25 Jan, 2001 By: Thomas K. Arnold

The fear factor has been raised significantly in recent weeks, first with the Wall Street Journal report from late December that several studios are making plans for electronic video-on-demand delivery over the Internet and then with the news last week that Miramax Films is about to post a romance called Guinevere on the Internet for digital downloading and a one-time "rental" viewing.

Ease up, guys. Electronic delivery is coming, but it's not coming soon, and when it does, it will take awhile to ramp up.

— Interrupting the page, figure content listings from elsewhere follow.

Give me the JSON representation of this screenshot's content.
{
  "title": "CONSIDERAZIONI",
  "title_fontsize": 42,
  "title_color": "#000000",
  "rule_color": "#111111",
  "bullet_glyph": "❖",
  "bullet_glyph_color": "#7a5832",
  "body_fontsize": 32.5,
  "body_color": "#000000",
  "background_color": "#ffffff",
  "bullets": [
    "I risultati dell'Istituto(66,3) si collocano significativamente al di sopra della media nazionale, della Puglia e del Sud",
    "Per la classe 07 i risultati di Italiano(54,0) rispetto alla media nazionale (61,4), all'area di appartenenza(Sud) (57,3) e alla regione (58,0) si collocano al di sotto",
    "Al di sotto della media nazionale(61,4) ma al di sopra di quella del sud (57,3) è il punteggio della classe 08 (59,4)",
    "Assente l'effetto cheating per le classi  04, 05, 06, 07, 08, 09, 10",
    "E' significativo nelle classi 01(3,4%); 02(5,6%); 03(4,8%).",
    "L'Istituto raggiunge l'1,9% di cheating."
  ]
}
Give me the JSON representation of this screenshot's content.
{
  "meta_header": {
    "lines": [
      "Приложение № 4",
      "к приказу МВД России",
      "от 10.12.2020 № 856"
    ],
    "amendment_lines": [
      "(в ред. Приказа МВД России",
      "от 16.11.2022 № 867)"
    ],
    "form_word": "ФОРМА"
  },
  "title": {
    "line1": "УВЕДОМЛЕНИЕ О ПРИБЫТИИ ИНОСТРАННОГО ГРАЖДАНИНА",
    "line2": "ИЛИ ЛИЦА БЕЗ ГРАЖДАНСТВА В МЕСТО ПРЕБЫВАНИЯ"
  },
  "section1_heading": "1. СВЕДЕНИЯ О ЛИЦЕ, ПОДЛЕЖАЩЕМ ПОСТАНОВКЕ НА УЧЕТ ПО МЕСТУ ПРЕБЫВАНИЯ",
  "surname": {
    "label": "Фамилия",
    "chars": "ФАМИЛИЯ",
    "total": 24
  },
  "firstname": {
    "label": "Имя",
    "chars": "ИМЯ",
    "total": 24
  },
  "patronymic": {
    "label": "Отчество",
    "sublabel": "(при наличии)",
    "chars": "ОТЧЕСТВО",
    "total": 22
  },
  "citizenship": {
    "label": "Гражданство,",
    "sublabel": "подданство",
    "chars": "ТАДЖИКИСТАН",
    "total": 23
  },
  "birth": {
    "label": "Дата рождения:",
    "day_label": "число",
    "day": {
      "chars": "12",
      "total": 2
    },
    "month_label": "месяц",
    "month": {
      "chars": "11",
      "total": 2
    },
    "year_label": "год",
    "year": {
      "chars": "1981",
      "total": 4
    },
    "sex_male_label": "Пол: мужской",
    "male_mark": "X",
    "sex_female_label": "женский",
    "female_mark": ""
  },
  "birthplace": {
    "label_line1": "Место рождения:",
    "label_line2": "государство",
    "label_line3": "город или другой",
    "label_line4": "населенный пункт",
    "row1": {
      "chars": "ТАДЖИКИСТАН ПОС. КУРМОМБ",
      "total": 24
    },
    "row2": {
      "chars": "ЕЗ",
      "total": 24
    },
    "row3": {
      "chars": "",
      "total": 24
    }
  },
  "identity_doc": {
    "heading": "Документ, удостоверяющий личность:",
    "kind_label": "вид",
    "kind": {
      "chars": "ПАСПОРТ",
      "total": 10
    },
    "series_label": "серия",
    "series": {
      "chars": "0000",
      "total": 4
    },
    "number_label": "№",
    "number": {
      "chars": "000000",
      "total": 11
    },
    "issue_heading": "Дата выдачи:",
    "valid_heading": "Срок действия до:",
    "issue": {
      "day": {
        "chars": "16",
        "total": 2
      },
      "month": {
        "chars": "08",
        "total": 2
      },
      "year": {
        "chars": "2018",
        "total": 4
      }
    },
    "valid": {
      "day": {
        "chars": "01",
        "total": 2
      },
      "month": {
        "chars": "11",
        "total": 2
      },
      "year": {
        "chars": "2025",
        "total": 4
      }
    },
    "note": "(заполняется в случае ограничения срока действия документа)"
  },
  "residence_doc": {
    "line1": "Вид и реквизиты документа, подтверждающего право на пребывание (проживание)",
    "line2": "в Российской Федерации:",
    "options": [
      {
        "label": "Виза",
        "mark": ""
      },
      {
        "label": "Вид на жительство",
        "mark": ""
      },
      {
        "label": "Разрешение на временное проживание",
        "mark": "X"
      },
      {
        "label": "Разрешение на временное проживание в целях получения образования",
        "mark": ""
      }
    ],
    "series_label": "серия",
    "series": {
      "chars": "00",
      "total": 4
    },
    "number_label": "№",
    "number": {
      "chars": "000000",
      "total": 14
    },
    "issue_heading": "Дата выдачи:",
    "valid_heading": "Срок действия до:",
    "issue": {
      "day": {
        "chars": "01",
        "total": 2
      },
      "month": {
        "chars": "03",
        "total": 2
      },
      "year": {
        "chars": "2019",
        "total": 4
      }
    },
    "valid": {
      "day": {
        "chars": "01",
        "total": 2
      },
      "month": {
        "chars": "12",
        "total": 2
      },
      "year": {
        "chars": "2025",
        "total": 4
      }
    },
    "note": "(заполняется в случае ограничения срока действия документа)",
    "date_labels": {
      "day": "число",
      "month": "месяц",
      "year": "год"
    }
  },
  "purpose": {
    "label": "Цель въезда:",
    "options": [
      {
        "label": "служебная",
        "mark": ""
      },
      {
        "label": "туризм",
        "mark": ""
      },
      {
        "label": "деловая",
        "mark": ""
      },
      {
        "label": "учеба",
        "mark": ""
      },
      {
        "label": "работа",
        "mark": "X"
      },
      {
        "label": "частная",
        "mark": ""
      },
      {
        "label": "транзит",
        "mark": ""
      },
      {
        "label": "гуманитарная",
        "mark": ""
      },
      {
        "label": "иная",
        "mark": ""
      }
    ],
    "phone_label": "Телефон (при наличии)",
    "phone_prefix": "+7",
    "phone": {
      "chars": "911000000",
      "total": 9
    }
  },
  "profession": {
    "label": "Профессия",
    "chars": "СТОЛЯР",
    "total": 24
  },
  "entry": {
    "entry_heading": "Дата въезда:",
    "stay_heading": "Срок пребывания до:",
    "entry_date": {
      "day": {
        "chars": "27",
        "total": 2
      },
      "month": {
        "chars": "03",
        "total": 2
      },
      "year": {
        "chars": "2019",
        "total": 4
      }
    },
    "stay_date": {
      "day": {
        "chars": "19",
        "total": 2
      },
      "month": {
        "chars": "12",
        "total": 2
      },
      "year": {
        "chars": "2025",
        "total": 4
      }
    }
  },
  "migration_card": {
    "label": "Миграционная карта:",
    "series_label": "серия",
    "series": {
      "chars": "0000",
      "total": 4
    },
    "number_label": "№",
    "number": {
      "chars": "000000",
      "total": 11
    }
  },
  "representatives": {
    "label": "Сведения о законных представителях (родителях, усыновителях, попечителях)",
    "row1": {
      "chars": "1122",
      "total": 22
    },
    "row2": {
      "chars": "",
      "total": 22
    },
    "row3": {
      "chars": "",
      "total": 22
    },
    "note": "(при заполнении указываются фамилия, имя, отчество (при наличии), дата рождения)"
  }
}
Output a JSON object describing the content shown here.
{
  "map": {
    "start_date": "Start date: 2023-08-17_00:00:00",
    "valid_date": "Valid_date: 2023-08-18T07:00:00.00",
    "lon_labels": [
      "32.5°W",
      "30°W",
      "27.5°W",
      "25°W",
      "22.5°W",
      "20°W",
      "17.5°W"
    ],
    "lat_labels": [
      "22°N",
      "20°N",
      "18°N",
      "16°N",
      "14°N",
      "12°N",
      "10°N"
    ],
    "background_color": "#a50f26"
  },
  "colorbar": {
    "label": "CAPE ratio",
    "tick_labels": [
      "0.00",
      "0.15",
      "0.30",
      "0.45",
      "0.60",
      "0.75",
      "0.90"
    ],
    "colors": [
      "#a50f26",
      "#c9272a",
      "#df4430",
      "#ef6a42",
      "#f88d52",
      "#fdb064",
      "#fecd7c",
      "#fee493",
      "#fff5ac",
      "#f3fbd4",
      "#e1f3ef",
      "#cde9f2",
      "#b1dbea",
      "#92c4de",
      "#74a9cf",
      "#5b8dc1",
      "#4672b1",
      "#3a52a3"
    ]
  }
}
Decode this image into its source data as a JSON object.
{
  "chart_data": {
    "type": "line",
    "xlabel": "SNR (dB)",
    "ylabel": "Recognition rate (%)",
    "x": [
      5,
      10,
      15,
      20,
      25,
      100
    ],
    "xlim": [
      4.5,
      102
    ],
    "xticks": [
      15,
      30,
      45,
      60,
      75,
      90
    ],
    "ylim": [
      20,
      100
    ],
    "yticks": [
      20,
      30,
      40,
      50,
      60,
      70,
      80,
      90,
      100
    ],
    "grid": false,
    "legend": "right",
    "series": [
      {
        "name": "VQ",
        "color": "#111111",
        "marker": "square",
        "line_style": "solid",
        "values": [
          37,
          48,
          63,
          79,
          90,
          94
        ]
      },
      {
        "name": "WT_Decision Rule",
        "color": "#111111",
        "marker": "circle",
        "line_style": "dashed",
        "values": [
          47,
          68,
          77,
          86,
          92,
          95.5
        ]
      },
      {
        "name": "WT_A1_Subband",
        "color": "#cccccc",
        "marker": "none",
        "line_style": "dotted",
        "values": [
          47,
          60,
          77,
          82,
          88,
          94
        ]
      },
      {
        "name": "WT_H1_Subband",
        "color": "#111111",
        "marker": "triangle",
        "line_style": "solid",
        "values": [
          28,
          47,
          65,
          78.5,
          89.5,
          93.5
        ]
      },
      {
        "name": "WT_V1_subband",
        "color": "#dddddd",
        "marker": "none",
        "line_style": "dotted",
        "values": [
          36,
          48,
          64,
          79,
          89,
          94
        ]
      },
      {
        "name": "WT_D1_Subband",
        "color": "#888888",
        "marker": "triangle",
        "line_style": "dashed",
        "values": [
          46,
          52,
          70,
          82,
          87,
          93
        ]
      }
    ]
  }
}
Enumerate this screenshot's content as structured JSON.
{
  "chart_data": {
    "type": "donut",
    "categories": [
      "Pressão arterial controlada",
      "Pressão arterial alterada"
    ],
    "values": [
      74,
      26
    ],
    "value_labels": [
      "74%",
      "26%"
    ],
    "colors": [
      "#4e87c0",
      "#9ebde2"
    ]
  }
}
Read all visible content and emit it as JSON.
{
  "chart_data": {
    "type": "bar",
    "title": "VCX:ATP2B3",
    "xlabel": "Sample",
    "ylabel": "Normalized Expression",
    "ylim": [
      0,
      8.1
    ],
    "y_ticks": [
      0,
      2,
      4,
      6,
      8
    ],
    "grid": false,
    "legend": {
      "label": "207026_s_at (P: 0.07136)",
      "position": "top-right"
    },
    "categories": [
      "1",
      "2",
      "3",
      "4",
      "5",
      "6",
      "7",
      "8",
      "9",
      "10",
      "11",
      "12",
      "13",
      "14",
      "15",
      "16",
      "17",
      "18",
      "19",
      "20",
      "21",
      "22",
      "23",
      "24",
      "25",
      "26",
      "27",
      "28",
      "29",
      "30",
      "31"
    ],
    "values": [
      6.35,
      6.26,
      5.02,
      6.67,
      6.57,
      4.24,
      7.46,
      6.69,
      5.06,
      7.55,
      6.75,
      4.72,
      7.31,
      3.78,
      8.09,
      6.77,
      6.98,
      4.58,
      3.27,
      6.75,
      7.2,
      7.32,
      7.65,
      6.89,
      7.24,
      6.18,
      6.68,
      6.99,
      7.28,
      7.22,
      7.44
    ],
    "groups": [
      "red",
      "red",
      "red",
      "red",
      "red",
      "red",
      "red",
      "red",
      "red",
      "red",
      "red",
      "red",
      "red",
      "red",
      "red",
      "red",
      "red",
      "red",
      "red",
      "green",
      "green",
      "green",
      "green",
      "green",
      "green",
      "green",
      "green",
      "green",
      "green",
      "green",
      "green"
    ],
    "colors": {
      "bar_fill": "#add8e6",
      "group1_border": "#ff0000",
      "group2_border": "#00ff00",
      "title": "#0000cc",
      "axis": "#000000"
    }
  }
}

Morever, even when it is ramped up to the point where it has a high penetration rate -- by 2010, analyst Tom Adams told me today, he projects VOD via the Internet and cable combined will have a reach of nearly 40 million homes -- it won't kill physical video.

Sellthrough is practically immune. DVD has revitalized the market, and its explosive growth underscores the fact that a good percentage of us -- yours truly included -- are collectors who like the idea of owning things. Then there's the gift market, which accounts for 40% of packaged media sales. I don't see myself giving my wife a digital download of her favorite romantic comedy (or, in Diana's case, a fast-paced action flick is more like it) for Christmas.

As for video rental, well, the existing model will certainly take a hit, and a lot depends on the future of the DVD rental market -- specifically, whether the studios will allow it to continue, or mess it up in some fashion, as some are talking about doing through higher new-release prices. But even when a good chunk of our population has access to downloading or The Next Step, video streaming, it's not going to completely wipe out video.

For one thing, there will still be twice as many households with VCRs and/or DVD players, and those machines aren't going to live solely on $20 sellthrough meals. For another, the Internet camp is still basing its model on delivering movies to the PC, and that's taking for granted a sweeping change in consumer habits -- specifically, we tend to like to watch movies on TV.

So no, the sky isn't falling. It's merely heating up with all the hot air coming out of Hollywood.